NAIROBI, KENYA — Relief officials decry what they see as the insufficient global attention and support being given to millions of people in the Horn of Africa. With few exceptions, the situation is growing worse in the Horn, according to a variety of United Nations and Western relief officials.
"The only hope is in the political sphere," says Angelo Rasanayagam, Sudan desk officer for the UN's High Commissioner for Refugees in Geneva. By that, he and others say they mean peace and stability in the region.
A look at the region shows:
* Massive flight: Tens of thousands of Ethiopian soldiers and civilians, many of them wounded, are fleeing to Sudan, Kenya, and Djibouti, since Ethiopia's capital, Addis Ababa, was seized by rebels at the end of May.
Hundreds of thousands of Somalis have fled their country since rebels brought down the government in January.
And thousands of Sudanese, who had taken refuge in Ethiopia to escape their own civil war, are now fleeing attacks by Ethiopian rebels and returning home to remote areas of the country where there is little food.

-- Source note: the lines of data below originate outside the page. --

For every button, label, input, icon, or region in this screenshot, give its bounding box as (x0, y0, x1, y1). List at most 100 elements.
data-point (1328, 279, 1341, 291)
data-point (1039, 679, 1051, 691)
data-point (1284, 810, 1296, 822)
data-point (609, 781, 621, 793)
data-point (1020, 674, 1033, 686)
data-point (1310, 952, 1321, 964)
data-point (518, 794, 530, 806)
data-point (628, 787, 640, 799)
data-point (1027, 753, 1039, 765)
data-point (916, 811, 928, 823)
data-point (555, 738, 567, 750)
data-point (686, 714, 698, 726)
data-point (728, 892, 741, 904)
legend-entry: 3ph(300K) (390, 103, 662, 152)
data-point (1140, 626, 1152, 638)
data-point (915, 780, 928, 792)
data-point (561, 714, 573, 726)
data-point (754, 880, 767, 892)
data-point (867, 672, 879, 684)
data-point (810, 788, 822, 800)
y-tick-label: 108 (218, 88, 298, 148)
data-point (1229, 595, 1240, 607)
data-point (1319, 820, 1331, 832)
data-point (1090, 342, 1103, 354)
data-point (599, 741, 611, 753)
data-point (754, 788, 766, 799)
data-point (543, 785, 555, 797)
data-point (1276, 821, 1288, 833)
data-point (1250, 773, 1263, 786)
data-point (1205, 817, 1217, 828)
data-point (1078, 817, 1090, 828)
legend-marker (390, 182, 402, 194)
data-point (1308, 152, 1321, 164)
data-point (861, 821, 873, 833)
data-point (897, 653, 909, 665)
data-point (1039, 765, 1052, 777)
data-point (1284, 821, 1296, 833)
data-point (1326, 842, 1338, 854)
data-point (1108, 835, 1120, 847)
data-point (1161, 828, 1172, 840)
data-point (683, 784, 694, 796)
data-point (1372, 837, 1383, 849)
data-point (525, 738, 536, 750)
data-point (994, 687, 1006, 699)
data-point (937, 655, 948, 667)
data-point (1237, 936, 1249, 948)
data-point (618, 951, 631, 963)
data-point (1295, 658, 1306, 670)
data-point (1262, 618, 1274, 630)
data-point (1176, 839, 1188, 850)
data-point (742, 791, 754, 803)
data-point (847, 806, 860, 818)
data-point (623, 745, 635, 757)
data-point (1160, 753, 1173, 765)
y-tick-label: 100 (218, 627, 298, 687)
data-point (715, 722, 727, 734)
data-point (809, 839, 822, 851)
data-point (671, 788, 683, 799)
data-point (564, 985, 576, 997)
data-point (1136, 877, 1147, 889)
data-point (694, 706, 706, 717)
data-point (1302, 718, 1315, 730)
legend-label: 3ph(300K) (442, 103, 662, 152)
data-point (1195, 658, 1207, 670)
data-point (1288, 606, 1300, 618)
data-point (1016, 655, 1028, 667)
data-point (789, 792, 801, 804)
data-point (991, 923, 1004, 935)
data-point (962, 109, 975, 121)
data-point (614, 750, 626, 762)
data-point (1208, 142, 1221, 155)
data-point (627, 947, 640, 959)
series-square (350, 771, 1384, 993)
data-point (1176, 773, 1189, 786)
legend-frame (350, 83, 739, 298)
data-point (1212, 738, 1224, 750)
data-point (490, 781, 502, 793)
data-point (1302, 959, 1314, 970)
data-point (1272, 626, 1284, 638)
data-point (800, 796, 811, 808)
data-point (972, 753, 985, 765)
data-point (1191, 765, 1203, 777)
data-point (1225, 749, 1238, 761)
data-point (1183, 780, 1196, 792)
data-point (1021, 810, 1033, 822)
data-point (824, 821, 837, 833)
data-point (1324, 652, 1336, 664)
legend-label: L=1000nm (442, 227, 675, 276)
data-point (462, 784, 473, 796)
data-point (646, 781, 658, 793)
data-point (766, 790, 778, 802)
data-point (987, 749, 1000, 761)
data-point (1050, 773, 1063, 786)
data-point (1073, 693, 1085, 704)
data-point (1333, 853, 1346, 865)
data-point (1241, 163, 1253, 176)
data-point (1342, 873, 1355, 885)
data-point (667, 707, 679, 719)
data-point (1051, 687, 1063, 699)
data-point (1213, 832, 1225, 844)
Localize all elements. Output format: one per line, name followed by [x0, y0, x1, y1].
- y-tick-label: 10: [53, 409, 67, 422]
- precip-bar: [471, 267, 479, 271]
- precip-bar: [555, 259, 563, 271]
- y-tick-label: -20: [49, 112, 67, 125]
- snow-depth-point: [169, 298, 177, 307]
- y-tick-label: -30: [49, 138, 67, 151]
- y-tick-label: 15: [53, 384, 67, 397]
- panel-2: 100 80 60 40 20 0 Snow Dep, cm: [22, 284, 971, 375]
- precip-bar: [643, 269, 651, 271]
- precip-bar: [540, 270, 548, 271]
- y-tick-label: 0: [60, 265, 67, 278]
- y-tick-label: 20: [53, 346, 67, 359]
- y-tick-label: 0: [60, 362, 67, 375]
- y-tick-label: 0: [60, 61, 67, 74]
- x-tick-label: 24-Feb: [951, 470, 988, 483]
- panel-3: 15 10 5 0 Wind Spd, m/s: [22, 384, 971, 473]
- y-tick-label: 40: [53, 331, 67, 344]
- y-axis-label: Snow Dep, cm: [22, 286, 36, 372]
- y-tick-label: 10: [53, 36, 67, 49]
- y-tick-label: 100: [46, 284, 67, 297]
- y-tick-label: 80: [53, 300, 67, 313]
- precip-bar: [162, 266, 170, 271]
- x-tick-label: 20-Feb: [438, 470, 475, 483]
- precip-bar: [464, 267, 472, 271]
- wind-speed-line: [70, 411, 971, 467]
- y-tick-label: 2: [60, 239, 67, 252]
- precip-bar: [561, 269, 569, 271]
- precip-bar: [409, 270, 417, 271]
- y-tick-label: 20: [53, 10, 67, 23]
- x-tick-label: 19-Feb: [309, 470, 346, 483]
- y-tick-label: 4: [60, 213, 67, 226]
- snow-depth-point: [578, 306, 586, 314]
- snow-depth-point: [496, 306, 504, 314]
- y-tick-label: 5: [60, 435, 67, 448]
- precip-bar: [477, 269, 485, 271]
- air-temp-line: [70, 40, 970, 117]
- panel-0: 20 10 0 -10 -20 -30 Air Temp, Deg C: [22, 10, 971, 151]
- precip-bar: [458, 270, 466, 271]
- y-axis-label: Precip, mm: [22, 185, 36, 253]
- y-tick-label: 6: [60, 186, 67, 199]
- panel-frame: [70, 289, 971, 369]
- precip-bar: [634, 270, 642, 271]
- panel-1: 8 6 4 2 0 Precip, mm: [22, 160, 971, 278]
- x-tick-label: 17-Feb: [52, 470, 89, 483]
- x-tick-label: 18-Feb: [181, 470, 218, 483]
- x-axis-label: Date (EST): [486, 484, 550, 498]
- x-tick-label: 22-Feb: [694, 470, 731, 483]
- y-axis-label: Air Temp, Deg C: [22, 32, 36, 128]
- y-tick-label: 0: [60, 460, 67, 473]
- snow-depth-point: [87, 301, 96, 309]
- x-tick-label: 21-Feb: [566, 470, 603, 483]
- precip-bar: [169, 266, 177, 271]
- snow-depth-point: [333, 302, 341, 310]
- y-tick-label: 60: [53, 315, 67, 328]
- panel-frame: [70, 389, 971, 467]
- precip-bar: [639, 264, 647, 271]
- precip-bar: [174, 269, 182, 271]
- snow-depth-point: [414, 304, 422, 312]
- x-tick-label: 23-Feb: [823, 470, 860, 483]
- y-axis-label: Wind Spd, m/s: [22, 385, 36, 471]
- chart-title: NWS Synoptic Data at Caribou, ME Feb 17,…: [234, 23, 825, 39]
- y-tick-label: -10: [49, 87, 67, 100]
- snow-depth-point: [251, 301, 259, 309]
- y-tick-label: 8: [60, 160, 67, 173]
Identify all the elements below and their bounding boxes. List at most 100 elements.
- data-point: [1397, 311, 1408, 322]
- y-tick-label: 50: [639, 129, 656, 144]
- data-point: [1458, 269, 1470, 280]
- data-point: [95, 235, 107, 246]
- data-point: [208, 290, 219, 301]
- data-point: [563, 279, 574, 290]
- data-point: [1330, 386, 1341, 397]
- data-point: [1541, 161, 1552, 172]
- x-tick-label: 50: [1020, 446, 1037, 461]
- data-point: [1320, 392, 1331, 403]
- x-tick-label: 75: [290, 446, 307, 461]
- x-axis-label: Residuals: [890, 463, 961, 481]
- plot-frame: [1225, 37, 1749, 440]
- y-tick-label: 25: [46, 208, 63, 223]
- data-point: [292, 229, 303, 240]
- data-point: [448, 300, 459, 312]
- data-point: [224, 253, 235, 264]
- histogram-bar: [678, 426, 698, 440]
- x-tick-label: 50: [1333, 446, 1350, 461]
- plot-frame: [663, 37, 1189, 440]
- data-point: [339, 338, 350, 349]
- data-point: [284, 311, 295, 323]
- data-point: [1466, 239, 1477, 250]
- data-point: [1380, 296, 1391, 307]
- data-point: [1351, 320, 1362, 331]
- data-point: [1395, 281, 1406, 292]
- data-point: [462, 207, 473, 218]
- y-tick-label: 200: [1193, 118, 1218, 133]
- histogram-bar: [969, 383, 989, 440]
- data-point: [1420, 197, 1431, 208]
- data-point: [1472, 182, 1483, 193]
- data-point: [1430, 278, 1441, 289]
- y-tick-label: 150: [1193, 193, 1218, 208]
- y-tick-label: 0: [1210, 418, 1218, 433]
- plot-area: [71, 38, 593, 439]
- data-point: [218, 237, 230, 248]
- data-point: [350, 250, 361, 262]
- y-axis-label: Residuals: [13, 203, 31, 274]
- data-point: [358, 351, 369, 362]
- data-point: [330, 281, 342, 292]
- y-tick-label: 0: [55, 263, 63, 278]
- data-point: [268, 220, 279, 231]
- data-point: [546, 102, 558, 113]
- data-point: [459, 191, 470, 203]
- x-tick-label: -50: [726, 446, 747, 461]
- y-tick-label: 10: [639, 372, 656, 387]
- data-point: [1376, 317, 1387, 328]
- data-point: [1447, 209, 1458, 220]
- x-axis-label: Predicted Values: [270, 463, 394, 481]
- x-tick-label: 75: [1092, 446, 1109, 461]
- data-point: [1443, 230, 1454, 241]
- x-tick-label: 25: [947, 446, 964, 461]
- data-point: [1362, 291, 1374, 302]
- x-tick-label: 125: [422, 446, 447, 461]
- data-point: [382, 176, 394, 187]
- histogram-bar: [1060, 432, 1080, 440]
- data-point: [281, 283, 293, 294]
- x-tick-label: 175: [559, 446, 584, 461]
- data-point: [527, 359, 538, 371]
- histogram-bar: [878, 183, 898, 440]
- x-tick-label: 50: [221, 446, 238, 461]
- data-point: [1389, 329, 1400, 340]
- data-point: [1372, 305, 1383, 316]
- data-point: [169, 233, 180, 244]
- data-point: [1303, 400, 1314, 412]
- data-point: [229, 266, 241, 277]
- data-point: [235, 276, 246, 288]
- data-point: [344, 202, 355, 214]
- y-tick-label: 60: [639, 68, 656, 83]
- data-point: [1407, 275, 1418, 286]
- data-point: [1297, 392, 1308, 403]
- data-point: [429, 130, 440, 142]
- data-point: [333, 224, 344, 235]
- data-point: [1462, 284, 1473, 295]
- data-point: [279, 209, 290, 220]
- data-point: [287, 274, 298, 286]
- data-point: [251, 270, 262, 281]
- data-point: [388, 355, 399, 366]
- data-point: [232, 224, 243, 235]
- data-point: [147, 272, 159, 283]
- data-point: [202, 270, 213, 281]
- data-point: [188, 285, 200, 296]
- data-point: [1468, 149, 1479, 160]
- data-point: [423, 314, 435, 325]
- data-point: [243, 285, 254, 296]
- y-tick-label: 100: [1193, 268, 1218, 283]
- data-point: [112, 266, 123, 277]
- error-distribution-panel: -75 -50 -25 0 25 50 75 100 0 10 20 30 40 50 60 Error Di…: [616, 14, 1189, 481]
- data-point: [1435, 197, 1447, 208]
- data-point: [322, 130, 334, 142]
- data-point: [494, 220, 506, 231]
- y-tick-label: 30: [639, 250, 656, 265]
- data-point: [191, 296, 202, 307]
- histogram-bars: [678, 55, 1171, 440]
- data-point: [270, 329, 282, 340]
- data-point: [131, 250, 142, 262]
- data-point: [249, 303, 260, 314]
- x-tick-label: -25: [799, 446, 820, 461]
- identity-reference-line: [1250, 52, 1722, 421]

* Hunger and homelessness: The US Committee on Refugees, a private research group, estimates that there are now about 27 million refugees and victims of civil war and drought in the Horn.
There are 9.8 million in Sudan, 8.5 million in Ethiopia, and the entire population of Somalia, 8.4 million people, is considered in need of some form of assistance. Djibouti, with 400,000 residents, has been flooded by 100,000 Ethiopian refugees.
* Civil war: In Somalia, while rebels in the north have declared their region independent, some rebel groups in the south continue fighting each other.
In both Somalia and parts of southern Ethiopia, there is anarchy in regions not controlled by any one rebel group. Civil war continues in Sudan, with renewed government bombing on some southern rebel-held towns.
The tragedy unfolding in the Horn is much larger than that of the Kurds in Iraq, says Frank Verhagen, a senior UN relief official. "It affects more people, and over larger areas, yet it has received little assistance."